Discrepancias sobre el golpe de Estado


Cotidianamente mantengo comunicación ví­a correo electrónico con decenas de personas, entre guatemaltecos y extranjeros que viven en el paí­s o en naciones tan cercanas como México y Nicaragua, por ejemplo, o lejanas como Suecia y Finlandia.
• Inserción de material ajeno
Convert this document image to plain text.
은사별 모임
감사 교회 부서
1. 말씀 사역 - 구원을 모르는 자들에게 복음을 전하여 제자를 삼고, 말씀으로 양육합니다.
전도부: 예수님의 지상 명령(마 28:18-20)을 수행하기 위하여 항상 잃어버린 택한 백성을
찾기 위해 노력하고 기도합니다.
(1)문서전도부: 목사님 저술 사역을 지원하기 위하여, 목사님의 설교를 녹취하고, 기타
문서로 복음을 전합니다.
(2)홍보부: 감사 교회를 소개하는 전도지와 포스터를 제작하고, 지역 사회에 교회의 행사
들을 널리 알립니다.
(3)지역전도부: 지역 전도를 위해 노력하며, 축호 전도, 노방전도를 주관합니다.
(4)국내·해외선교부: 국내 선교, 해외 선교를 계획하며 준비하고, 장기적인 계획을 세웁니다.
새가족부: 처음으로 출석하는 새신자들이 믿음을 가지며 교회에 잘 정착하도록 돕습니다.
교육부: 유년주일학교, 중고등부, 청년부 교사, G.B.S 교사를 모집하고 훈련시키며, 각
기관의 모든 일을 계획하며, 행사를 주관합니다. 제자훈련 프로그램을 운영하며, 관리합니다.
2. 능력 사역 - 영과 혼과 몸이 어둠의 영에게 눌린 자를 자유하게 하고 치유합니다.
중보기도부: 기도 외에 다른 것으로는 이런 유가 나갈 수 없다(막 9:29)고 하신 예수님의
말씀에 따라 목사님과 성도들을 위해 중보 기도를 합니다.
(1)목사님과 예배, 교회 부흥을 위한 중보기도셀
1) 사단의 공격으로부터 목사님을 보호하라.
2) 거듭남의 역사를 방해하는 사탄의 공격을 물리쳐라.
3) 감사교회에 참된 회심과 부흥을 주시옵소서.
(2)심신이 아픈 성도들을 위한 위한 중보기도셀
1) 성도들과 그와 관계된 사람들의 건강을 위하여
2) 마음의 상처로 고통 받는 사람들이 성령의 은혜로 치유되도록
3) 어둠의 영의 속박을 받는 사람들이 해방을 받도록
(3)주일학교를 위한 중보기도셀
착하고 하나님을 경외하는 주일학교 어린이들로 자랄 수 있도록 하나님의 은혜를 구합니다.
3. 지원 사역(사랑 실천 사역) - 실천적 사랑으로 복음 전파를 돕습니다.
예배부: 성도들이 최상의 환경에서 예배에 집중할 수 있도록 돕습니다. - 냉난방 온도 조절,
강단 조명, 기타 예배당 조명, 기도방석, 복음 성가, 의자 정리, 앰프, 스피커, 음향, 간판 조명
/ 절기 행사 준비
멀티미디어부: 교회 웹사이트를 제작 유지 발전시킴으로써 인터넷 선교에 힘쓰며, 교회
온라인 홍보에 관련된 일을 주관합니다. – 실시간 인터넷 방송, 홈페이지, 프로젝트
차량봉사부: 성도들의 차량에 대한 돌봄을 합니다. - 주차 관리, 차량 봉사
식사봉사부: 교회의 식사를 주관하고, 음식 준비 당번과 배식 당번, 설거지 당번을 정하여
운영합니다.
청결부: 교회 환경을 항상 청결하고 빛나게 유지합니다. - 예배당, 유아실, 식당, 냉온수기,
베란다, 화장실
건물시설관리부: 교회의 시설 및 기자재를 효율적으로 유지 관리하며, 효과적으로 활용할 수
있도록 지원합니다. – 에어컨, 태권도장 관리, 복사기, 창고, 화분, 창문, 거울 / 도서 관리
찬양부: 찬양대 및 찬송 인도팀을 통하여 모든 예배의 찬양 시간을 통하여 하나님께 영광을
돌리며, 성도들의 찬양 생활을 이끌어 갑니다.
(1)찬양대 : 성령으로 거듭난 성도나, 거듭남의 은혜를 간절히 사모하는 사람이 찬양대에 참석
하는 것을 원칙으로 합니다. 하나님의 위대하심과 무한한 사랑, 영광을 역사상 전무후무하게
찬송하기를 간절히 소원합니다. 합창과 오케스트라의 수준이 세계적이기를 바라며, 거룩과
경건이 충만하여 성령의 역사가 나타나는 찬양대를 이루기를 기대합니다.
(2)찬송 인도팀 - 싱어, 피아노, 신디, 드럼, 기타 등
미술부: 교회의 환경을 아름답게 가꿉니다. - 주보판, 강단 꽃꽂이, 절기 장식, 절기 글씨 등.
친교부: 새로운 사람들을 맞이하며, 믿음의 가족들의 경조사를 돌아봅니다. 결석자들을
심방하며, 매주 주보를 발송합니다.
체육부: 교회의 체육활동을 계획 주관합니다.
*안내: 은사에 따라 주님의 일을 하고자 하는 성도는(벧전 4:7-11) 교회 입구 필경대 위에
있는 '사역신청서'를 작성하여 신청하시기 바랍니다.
Muchos de mis contactos cibernéticos son compatriotas que optaron por quedarse a residir lejos de la patria después de haberse obligado a huir de la represión y persecución de gobiernos militares, o en búsqueda de mejores condiciones económicas, laborales y académicas.

Eduardo Villatoro
eduardo@villatoro.com

   Como es fácil de comprender, en algunas oportunidades estos amigos y amigas que viven en Guatemala o en el extranjero coinciden con mis puntos de vista sobre determinado tema; pero siempre hay algunos que los objetan, de manera que estoy consciente de que todos ellos, además de los contados lectores de mi columna, jamás van a estar totalmente de acuerdo con mis opiniones sobre todos los tópicos que abordo, lo que es válido y legí­timo entre personas maduras.

   Los recientes acontecimientos ocurridos en Honduras y sus repercusiones en Guatemala y en otros paí­ses han exacerbado las posiciones ideológicas de mis corresponsales cibernéticos y de los lectores de la columna, como el caso de una persona que cuando condené enérgicamente el golpe de Estado, me recriminó «por faltarle el respeto a los militares» (sic) al haberlos calificado de gorilas.
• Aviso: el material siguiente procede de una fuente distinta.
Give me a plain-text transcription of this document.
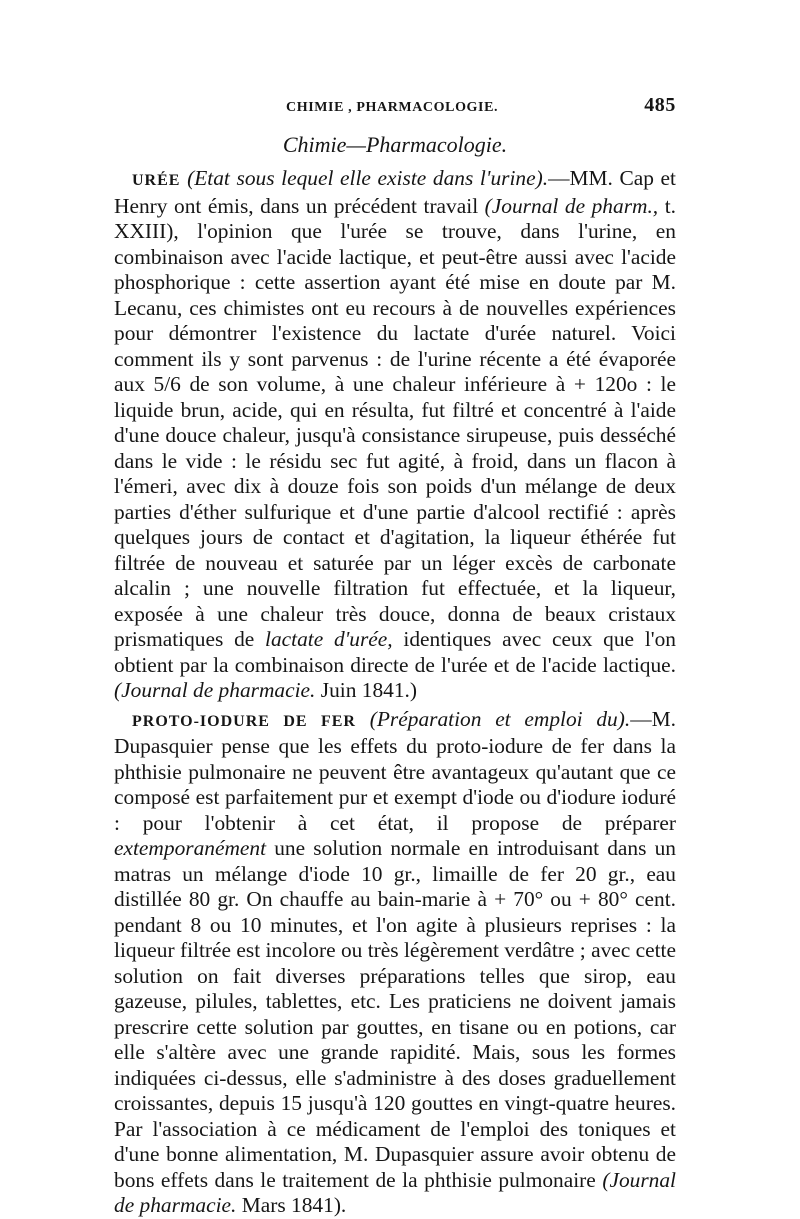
CHIMIE , PHARMACOLOGIE.	485
Chimie—Pharmacologie.

URÉE (Etat sous lequel elle existe dans l'urine).—MM. Cap et Henry ont émis, dans un précédent travail (Journal de pharm., t. XXIII), l'opinion que l'urée se trouve, dans l'urine, en combinaison avec l'acide lactique, et peut-être aussi avec l'acide phosphorique : cette assertion ayant été mise en doute par M. Lecanu, ces chimistes ont eu recours à de nouvelles expériences pour démontrer l'existence du lactate d'urée naturel. Voici comment ils y sont parvenus : de l'urine récente a été évaporée aux 5/6 de son volume, à une chaleur inférieure à + 120o : le liquide brun, acide, qui en résulta, fut filtré et concentré à l'aide d'une douce chaleur, jusqu'à consistance sirupeuse, puis desséché dans le vide : le résidu sec fut agité, à froid, dans un flacon à l'émeri, avec dix à douze fois son poids d'un mélange de deux parties d'éther sulfurique et d'une partie d'alcool rectifié : après quelques jours de contact et d'agitation, la liqueur éthérée fut filtrée de nouveau et saturée par un léger excès de carbonate alcalin ; une nouvelle filtration fut effectuée, et la liqueur, exposée à une chaleur très douce, donna de beaux cristaux prismatiques de lactate d'urée, identiques avec ceux que l'on obtient par la combinaison directe de l'urée et de l'acide lactique. (Journal de pharmacie. Juin 1841.)

PROTO-IODURE DE FER (Préparation et emploi du).—M. Dupasquier pense que les effets du proto-iodure de fer dans la phthisie pulmonaire ne peuvent être avantageux qu'autant que ce composé est parfaitement pur et exempt d'iode ou d'iodure ioduré : pour l'obtenir à cet état, il propose de préparer extemporanément une solution normale en introduisant dans un matras un mélange d'iode 10 gr., limaille de fer 20 gr., eau distillée 80 gr. On chauffe au bain-marie à + 70° ou + 80° cent. pendant 8 ou 10 minutes, et l'on agite à plusieurs reprises : la liqueur filtrée est incolore ou très légèrement verdâtre ; avec cette solution on fait diverses préparations telles que sirop, eau gazeuse, pilules, tablettes, etc. Les praticiens ne doivent jamais prescrire cette solution par gouttes, en tisane ou en potions, car elle s'altère avec une grande rapidité. Mais, sous les formes indiquées ci-dessus, elle s'administre à des doses graduellement croissantes, depuis 15 jusqu'à 120 gouttes en vingt-quatre heures. Par l'association à ce médicament de l'emploi des toniques et d'une bonne alimentation, M. Dupasquier assure avoir obtenu de bons effets dans le traitement de la phthisie pulmonaire (Journal de pharmacie. Mars 1841).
   Conforme han transcurrido los dí­as y devenido las consecuencias de la expulsión del presidente Manuel Zelaya, he recibido numerosas y variedad de correos electrónicos, unos deplorando la interrupción del proceso institucional en el vecino paí­s, y otros elogiando a los golpistas y criticando severamente a los seguidores del depuesto gobernante.

   Mi compatriota José Domingo, v.gr., quien reside en California, no tiene empacho de calificarse de derechista, de modo que apoya a los golpistas,  pero reprueba la forma como la soldadesca expulsó a Zelaya de Honduras, mientras que Mayra, quien reside en esta capital, me enví­a mensajes de repudio al mandatario depuesto y de elogios a los militares hondureños. Mi amigo Alfredo, que vive en Canadá, se opone rotundamente al usurpador Micheletti, en tanto que Luis, salvadoreño de Santa Ana, lo respalda.

   Por mi parte, mantengo mi repudio a los militares y polí­ticos golpistas hondureños, pero respeto la opinión de mis lectores y contactos que discrepan conmigo, ejerciendo el derecho a disentir que nos permite un sistema democrático deficiente, pero tolerante, lo que ahora no ocurre en Honduras.

   (El activista de izquierda Romualdo Tishudo cita un refrán de la sabidurí­a popular: -Nunca des explicaciones, porque tus amigos no las necesitan y tus enemigos no te creerán).